WEDNESDAY 4 JAN 2017 5:03 PM


Despite the increasing popularity of PR as a job role in recent years, it is an industry with a surprising amount of longevity. It also creates a certain amount of debate among scholars of communications as to who the real ‘father’ of PR is.

In the early 20th century, Ivy Lee, best known for working with John D. Rockefeller and popularising the term ‘public relations’, or Edward Bernays who contributed much to the theory behind PR and use of press releases, shaped what is now known widely as PR.

But, despite these fundamentals still underpinning much of PR’s function, development of the internet, advances in communications and increasing globalisation has inevitably led to wider variation in what the job role entails.

Recent research undertaken by multimedia PR platform, Mynewsdesk, and the Stockholm-based Berghs School of Communication has led to the release of a report in how future PR should be conducted. With over 85% of those surveyed expecting the focus on PR technology to increase in the following five year, findings indicate that PR professionals must diversify their skill set in order to face an increasingly digital future.

Around 63% of PR professionals expect their roles will become more strategic, with 50% predicting analytical changes. Mynewsdesk executive Jonathan Bean, chief marketing officer, says, “Advances in technology will only grow exponentially, and significantly affect the way our audiences receive and respond to our messaging. That’s why now is a critical time for PR professionals to be proactive in responding to and preparing for the emerging changes in the foreseeable future as well as the long term.”

Of those surveyed, 40% also expect to see their roles become more creative. This is a trend in-keeping with the industry’s overall efforts to inject more creativity into PR job roles, such as through corporate storytelling and a bigger focus on visual content.

Tor Löwkrantz, Berghs School of Communication programme director, says, “We are witnessing a deep communication transformation, from interruption to involvement. This development could signify the victory of the ‘PR mindset’ over the ‘ad mindset’ at many organisations.”

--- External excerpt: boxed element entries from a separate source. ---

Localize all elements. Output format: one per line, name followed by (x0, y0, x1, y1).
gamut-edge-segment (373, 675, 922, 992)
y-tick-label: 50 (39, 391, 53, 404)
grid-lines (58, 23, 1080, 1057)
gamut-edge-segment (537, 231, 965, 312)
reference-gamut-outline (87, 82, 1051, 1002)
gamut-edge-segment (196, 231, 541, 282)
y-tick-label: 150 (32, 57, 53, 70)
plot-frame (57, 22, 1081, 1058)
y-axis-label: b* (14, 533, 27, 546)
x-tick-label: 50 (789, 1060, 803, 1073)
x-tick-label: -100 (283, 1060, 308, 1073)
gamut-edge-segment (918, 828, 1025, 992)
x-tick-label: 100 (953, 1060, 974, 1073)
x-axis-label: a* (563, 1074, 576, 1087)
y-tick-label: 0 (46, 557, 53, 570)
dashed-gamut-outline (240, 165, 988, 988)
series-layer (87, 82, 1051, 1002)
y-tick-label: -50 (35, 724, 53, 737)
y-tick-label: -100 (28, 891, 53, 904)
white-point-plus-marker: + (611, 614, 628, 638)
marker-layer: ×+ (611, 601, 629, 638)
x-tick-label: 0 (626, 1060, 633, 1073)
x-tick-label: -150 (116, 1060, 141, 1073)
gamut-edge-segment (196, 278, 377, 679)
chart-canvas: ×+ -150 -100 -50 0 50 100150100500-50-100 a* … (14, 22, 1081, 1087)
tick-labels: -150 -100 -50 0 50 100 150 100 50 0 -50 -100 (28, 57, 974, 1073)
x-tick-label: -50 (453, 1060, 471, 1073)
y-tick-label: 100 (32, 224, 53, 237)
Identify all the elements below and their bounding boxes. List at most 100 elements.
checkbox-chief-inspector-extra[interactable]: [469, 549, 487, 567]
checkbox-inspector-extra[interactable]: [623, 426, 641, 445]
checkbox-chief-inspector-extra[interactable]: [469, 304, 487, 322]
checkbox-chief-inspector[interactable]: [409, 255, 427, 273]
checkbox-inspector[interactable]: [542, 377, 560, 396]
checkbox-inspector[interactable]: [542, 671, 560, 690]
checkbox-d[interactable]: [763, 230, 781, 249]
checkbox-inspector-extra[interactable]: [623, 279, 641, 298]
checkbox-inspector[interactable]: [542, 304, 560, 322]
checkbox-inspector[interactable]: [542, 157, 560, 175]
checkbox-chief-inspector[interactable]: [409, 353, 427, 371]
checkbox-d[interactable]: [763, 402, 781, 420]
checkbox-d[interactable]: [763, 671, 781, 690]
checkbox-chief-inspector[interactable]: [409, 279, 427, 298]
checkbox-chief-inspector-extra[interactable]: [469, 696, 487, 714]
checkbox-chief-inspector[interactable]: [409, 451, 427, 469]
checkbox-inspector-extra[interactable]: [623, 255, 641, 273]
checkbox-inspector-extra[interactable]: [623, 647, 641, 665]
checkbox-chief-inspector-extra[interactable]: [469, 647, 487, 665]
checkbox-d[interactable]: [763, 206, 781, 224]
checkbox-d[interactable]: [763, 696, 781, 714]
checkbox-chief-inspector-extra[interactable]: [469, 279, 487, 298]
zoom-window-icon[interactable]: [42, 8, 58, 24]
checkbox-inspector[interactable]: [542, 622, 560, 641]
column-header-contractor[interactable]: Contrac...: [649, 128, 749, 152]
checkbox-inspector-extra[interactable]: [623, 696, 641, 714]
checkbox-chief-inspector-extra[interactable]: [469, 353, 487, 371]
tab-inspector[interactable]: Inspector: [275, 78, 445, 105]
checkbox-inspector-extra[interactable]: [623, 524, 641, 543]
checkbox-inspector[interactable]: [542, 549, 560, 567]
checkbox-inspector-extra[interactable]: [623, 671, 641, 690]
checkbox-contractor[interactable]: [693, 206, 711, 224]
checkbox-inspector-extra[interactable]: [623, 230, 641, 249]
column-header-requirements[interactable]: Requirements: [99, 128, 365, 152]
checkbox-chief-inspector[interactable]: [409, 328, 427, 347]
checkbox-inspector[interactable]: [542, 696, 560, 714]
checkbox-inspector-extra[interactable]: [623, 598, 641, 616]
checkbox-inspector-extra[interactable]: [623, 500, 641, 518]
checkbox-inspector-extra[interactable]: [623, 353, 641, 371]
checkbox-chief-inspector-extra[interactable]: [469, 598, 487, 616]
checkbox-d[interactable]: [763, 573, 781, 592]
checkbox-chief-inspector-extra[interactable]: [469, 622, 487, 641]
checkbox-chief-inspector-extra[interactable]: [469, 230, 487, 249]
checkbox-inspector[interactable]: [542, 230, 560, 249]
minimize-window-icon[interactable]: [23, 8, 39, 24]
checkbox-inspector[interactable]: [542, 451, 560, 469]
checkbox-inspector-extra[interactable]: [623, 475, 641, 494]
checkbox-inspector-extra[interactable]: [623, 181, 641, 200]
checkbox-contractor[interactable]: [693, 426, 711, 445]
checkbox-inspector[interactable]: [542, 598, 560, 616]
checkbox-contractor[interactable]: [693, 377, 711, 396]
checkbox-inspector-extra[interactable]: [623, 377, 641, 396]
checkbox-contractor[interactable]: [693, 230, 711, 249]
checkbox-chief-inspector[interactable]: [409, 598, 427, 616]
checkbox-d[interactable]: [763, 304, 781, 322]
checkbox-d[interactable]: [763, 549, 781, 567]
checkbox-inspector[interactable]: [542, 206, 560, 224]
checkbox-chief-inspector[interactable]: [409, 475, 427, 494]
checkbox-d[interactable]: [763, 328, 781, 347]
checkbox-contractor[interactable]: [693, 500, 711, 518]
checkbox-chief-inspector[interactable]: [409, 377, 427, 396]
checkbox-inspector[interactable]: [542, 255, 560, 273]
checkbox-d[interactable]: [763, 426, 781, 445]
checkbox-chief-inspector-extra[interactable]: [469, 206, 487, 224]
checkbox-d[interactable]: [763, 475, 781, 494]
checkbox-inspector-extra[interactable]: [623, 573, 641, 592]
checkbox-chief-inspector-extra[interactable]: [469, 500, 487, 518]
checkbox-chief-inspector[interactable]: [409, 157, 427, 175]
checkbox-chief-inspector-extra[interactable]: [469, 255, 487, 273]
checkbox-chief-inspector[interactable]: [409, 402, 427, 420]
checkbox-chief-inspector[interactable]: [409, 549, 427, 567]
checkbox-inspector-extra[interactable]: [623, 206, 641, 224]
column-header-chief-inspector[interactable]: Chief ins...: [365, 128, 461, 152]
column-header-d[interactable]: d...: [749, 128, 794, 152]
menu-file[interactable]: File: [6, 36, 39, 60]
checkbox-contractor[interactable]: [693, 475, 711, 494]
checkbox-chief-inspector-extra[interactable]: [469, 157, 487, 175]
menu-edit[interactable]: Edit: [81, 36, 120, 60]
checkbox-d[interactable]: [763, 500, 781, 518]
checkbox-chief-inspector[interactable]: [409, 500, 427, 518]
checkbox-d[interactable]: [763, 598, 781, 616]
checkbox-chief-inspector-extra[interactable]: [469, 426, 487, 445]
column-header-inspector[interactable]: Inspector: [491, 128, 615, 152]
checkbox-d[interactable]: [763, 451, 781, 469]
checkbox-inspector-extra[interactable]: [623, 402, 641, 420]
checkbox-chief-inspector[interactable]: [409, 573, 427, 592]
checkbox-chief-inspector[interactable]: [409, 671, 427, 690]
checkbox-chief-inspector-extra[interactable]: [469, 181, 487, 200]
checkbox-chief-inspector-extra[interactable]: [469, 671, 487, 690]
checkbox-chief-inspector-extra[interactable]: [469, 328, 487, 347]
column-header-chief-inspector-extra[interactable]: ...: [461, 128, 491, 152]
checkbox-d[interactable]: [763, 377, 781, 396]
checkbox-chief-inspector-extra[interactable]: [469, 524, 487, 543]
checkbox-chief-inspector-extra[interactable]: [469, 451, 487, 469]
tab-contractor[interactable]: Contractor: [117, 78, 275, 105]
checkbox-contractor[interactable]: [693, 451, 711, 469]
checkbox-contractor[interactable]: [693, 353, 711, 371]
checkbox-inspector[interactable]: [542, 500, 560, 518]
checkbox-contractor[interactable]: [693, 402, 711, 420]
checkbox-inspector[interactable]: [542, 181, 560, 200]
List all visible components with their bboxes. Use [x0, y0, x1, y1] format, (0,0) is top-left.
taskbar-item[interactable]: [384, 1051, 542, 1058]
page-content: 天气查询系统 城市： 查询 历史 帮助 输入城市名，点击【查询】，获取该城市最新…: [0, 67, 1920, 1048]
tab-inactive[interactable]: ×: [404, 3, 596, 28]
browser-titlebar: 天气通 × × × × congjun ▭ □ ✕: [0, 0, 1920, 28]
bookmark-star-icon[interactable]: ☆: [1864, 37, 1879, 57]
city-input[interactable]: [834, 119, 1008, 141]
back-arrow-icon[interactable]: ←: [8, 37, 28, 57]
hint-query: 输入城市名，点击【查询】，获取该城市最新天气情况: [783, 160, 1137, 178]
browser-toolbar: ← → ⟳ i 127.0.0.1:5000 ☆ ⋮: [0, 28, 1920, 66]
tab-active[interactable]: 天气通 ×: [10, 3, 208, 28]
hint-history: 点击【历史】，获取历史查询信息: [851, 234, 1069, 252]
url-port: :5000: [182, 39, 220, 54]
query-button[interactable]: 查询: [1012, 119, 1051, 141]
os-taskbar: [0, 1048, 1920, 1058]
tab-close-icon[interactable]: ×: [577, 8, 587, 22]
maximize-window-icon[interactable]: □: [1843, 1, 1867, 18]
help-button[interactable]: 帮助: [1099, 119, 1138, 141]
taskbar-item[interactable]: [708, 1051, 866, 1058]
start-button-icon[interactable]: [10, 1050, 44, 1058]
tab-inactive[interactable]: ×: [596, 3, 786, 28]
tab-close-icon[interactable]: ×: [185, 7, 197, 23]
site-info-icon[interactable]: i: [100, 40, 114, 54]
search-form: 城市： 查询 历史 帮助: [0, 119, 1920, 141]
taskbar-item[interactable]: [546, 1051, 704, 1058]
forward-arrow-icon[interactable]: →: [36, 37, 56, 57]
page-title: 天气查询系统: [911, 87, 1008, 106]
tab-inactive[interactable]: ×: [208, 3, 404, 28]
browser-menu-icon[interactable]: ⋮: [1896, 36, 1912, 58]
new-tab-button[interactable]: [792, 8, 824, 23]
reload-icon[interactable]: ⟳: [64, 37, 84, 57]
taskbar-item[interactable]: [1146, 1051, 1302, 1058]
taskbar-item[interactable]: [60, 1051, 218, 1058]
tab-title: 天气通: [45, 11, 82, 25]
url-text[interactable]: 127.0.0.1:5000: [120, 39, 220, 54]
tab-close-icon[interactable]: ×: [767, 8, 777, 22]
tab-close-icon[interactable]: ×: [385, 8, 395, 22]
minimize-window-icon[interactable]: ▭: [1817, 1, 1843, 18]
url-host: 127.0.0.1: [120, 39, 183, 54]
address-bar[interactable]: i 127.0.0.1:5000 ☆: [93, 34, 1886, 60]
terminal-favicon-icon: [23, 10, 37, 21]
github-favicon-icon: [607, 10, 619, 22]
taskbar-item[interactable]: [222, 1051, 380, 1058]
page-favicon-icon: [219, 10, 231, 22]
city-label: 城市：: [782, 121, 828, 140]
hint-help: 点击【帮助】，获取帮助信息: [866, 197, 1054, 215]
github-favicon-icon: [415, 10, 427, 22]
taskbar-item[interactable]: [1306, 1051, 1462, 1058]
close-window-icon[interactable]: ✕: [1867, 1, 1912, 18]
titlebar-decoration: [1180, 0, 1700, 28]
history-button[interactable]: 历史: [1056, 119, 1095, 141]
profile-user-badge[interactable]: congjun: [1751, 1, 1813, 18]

And creating a clear distinction between PR and advertising is also key, given the almost universal transfer of PR’s function to online. The global nature of PR means it must keep an open dialogue with its audience, creating a two-way relationship which facilitates openness and co-operation; much like Lee or Bernays would have preached, nearly a century ago.

Over 2,500 PR professionals in nine countries took part in the survey. Respondents work across local, regional and global PR firms across 17 different industries including media and entertainment, business services, software and internet, government, and non-profits.